I’ve been carrying around a heavy heart today. A large lump has been stuck in my throat as I carry myself from one obligation, one class, one meeting to the next.
This morning I woke up to the news of Alan Rickman, beloved stage and movie actor, passing away from cancer at age 69. I know of Rickman most intimately from the Harry Potter movies. Surprise, surprise. He played the character Professor Severus Snape, and he ultimately shaped and performed one of the most unlikely heroes of modern book to movie adaptation. Not only would the movie franchise not be the same without Rickman’s portrayal, but the hearts and minds of so many young children who grew up reading and watching the movies would be subpar if he hadn’t inhabited the mind and body of Professor Snape. He brought to life one of the most complex, beautiful, and tragic characters in children literature. He will not be forgotten, and not only because his vocation was that of timeless art, but because of the kindness and compassion he gave to the many he encountered.

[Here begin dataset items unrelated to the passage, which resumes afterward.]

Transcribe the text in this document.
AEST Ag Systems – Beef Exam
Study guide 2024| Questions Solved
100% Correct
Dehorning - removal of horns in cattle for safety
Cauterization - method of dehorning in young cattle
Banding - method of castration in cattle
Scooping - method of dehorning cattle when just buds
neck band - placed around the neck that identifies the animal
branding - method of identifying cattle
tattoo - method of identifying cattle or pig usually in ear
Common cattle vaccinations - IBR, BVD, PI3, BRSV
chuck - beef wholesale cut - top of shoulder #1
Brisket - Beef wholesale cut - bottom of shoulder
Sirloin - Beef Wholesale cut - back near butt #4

This blog post isn’t meant to be a tribute to Alan Rickman specifically, although I truly believe he deserves that and so much more. In reality, this post is what his passing has brought to light for me today: the uncertainty of life, as well as the certainty of an unavoidable death. Whether I meet death with cancer, as Alan Rickman did, or with tragic accident, or natural causes. Death for us all is the one truth we hold. Mortality is one thing we hold for certain. There are existential moments we all experience throughout life where we graze death, and come to the realization of our finiteness. But to live with that constant and consistent reminder would be an undoubtable cause for insanity. It’s brief moments that root us once again in our undeniable finitude.

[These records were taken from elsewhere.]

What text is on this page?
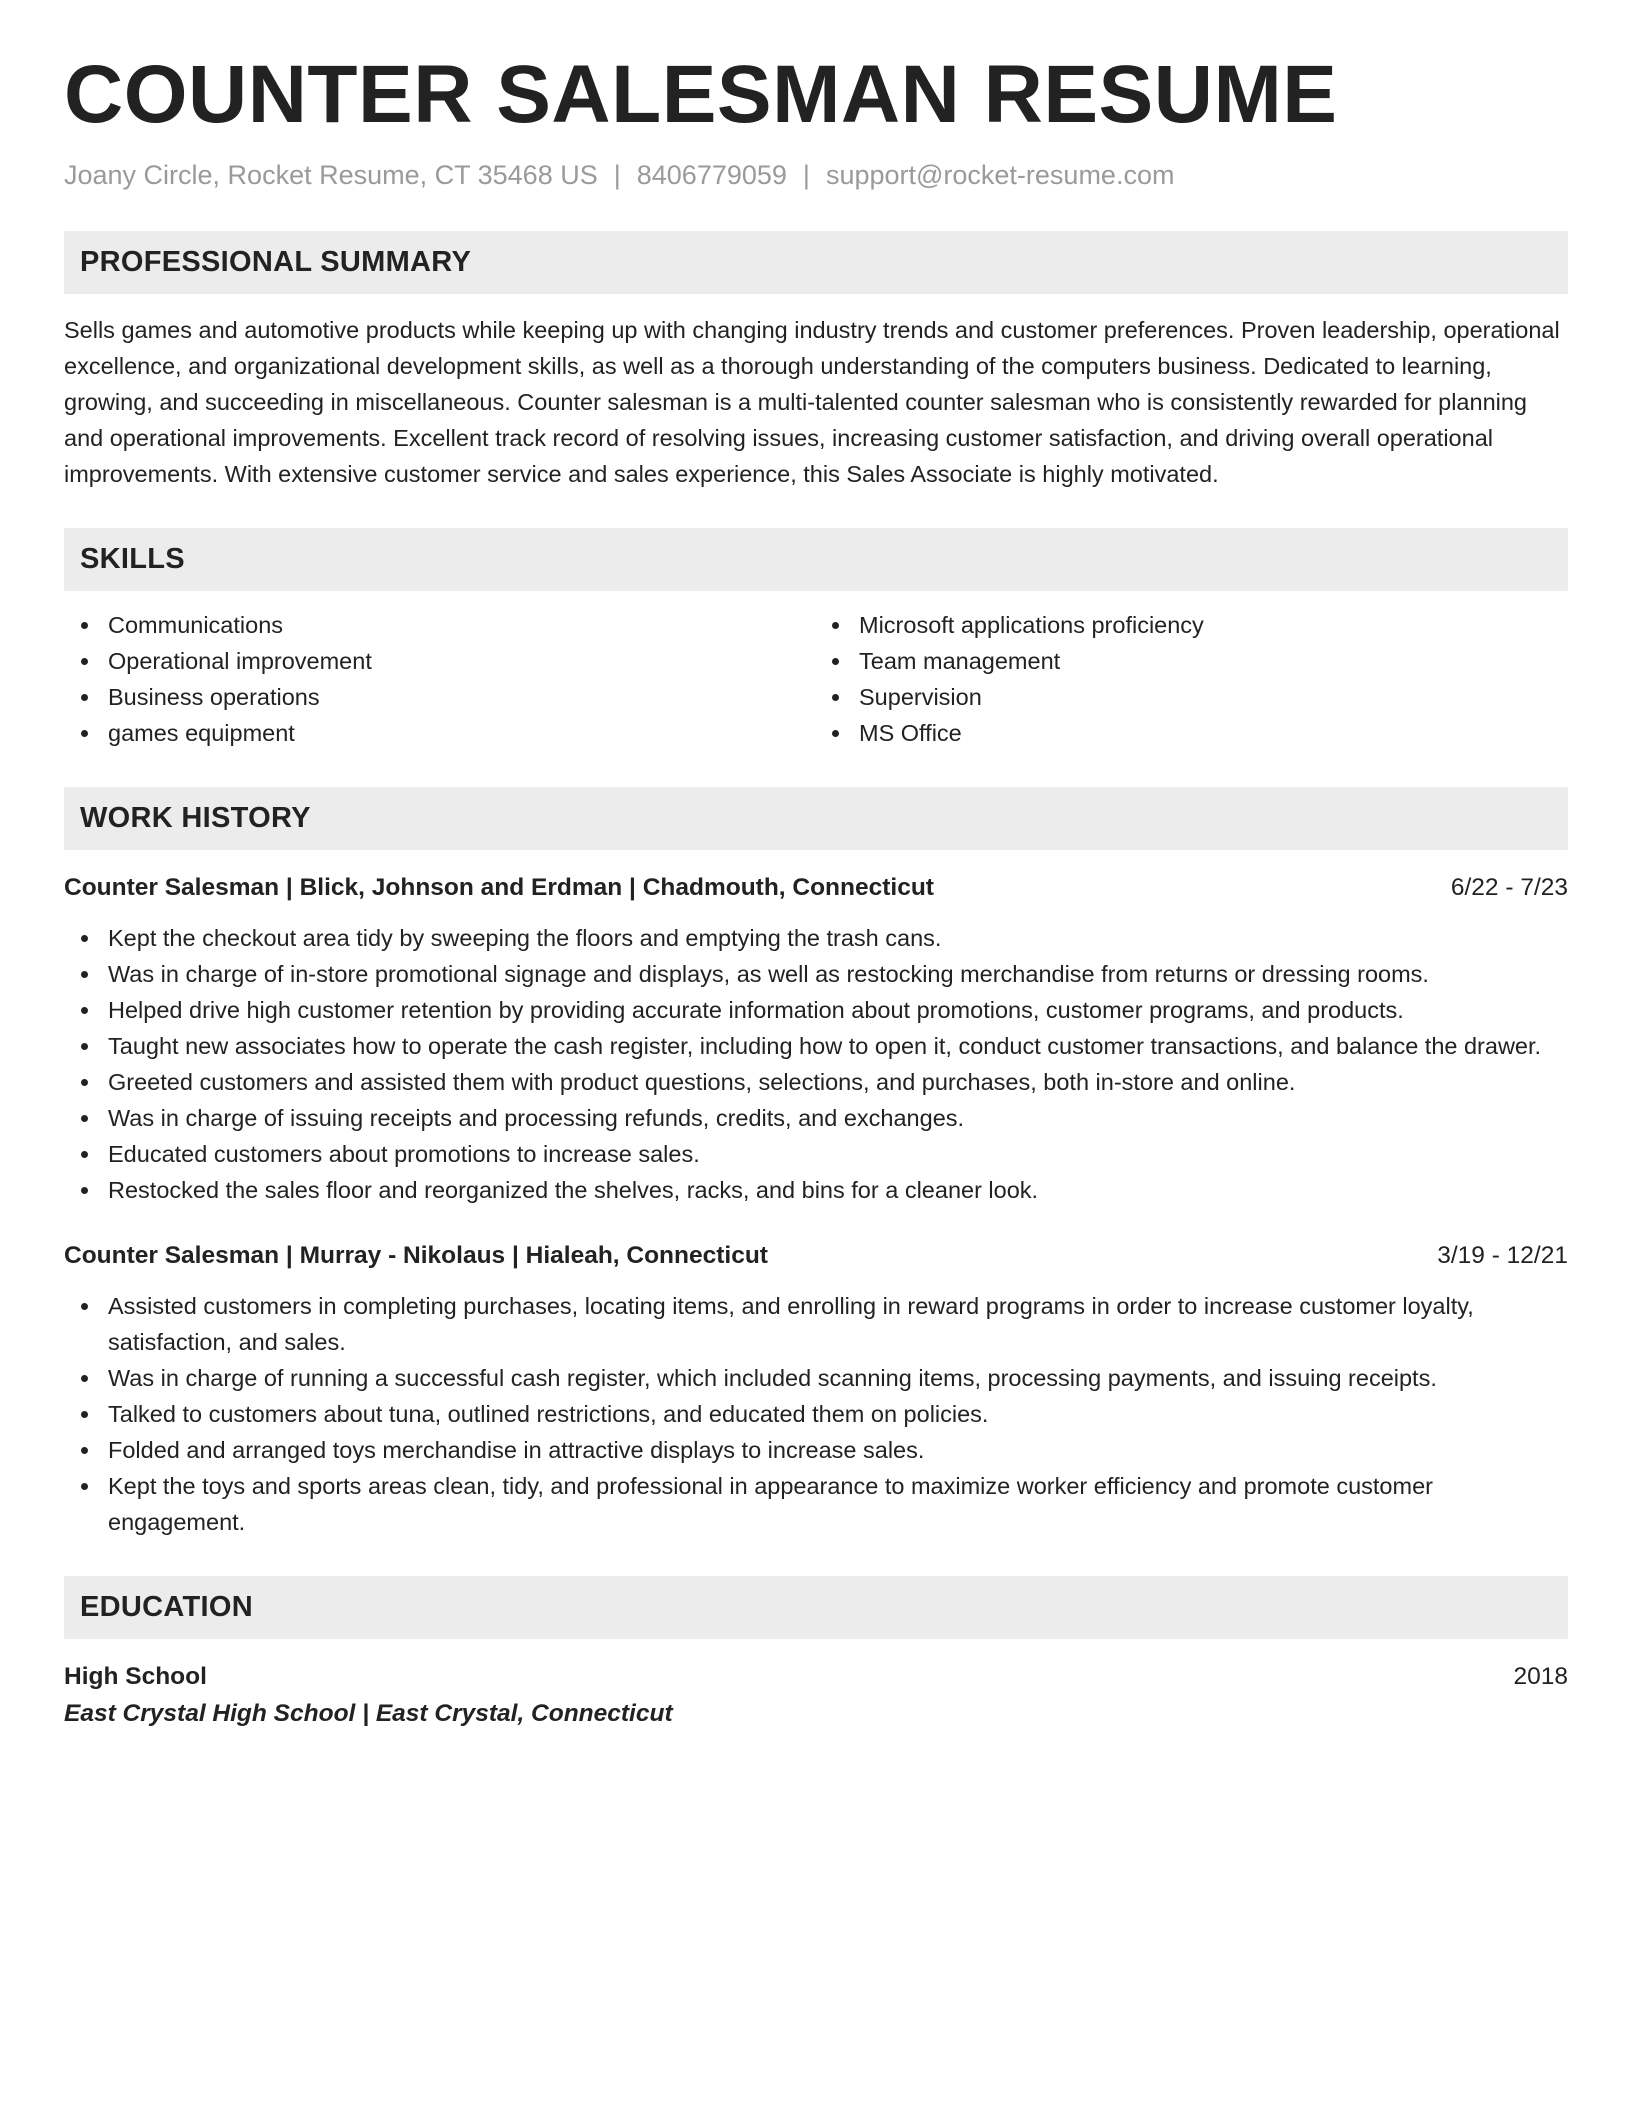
COUNTER SALESMAN RESUME
Joany Circle, Rocket Resume, CT 35468 US | 8406779059 | support@rocket-resume.com
PROFESSIONAL SUMMARY

Sells games and automotive products while keeping up with changing industry trends and customer preferences. Proven leadership, operational excellence, and organizational development skills, as well as a thorough understanding of the computers business. Dedicated to learning, growing, and succeeding in miscellaneous. Counter salesman is a multi-talented counter salesman who is consistently rewarded for planning and operational improvements. Excellent track record of resolving issues, increasing customer satisfaction, and driving overall operational improvements. With extensive customer service and sales experience, this Sales Associate is highly motivated.

SKILLS
Communications
Operational improvement
Business operations
games equipment
Microsoft applications proficiency
Team management
Supervision
MS Office
WORK HISTORY
Counter Salesman | Blick, Johnson and Erdman | Chadmouth, Connecticut	6/22 - 7/23
Kept the checkout area tidy by sweeping the floors and emptying the trash cans.
Was in charge of in-store promotional signage and displays, as well as restocking merchandise from returns or dressing rooms.
Helped drive high customer retention by providing accurate information about promotions, customer programs, and products.
Taught new associates how to operate the cash register, including how to open it, conduct customer transactions, and balance the drawer.
Greeted customers and assisted them with product questions, selections, and purchases, both in-store and online.
Was in charge of issuing receipts and processing refunds, credits, and exchanges.
Educated customers about promotions to increase sales.
Restocked the sales floor and reorganized the shelves, racks, and bins for a cleaner look.
Counter Salesman | Murray - Nikolaus | Hialeah, Connecticut	3/19 - 12/21
Assisted customers in completing purchases, locating items, and enrolling in reward programs in order to increase customer loyalty, satisfaction, and sales.
Was in charge of running a successful cash register, which included scanning items, processing payments, and issuing receipts.
Talked to customers about tuna, outlined restrictions, and educated them on policies.
Folded and arranged toys merchandise in attractive displays to increase sales.
Kept the toys and sports areas clean, tidy, and professional in appearance to maximize worker efficiency and promote customer engagement.
EDUCATION
High School	2018
East Crystal High School | East Crystal, Connecticut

I don’t know when my life will meet its end. To say that I have no fear surrounding that fact would be a lie. But quite honestly, I fear the loss of my loved ones far more than the loss of my own identity and personhood. Because that is a reality I would, and will, have to live through. What Professor Snape’s narrative brings to light is the courage and dignity we all can carry throughout this life, until we meet our death. What Alan Rickman’s passing reminds me is the choice we have to say yes to love and life in spite of our unavoidable demise.

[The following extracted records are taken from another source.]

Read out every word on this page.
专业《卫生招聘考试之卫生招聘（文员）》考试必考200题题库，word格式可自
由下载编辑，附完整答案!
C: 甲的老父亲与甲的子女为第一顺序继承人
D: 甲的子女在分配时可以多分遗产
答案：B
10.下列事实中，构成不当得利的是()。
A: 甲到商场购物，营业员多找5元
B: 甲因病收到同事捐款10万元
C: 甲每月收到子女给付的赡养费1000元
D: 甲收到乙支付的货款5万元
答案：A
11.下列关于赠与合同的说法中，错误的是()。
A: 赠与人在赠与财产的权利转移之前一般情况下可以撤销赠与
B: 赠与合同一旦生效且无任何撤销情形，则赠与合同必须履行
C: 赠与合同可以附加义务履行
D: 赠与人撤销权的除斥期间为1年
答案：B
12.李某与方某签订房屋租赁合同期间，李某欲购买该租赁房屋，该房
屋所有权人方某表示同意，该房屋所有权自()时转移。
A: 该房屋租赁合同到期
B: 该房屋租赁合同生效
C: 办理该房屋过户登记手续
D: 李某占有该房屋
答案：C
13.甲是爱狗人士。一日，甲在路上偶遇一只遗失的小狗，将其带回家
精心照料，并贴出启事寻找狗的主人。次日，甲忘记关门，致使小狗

I got a Harry Potter tattoo a few months ago, and people have asked me “Don’t you think you’ll regret having that when you’re 80?” My answer is consistently “No”, but I realize that my answer is actually much deeper than that. The world of Harry Potter gave me hope as a bullied child growing up, it gave me a world of magic when the realities of the harsh world started to set in on me, and it showed me the light of grace and forgiveness in spite of a world that can seem so dark.
When my grandchildren one day ask me about the 9 3/4 etched into my right forearm, they may ask the meaning and significance. They may ask “After all this time?”
And I will say, time and time again, “Always.”
R.I.P. Alan Rickman. February 21, 1946 – January 14, 2016.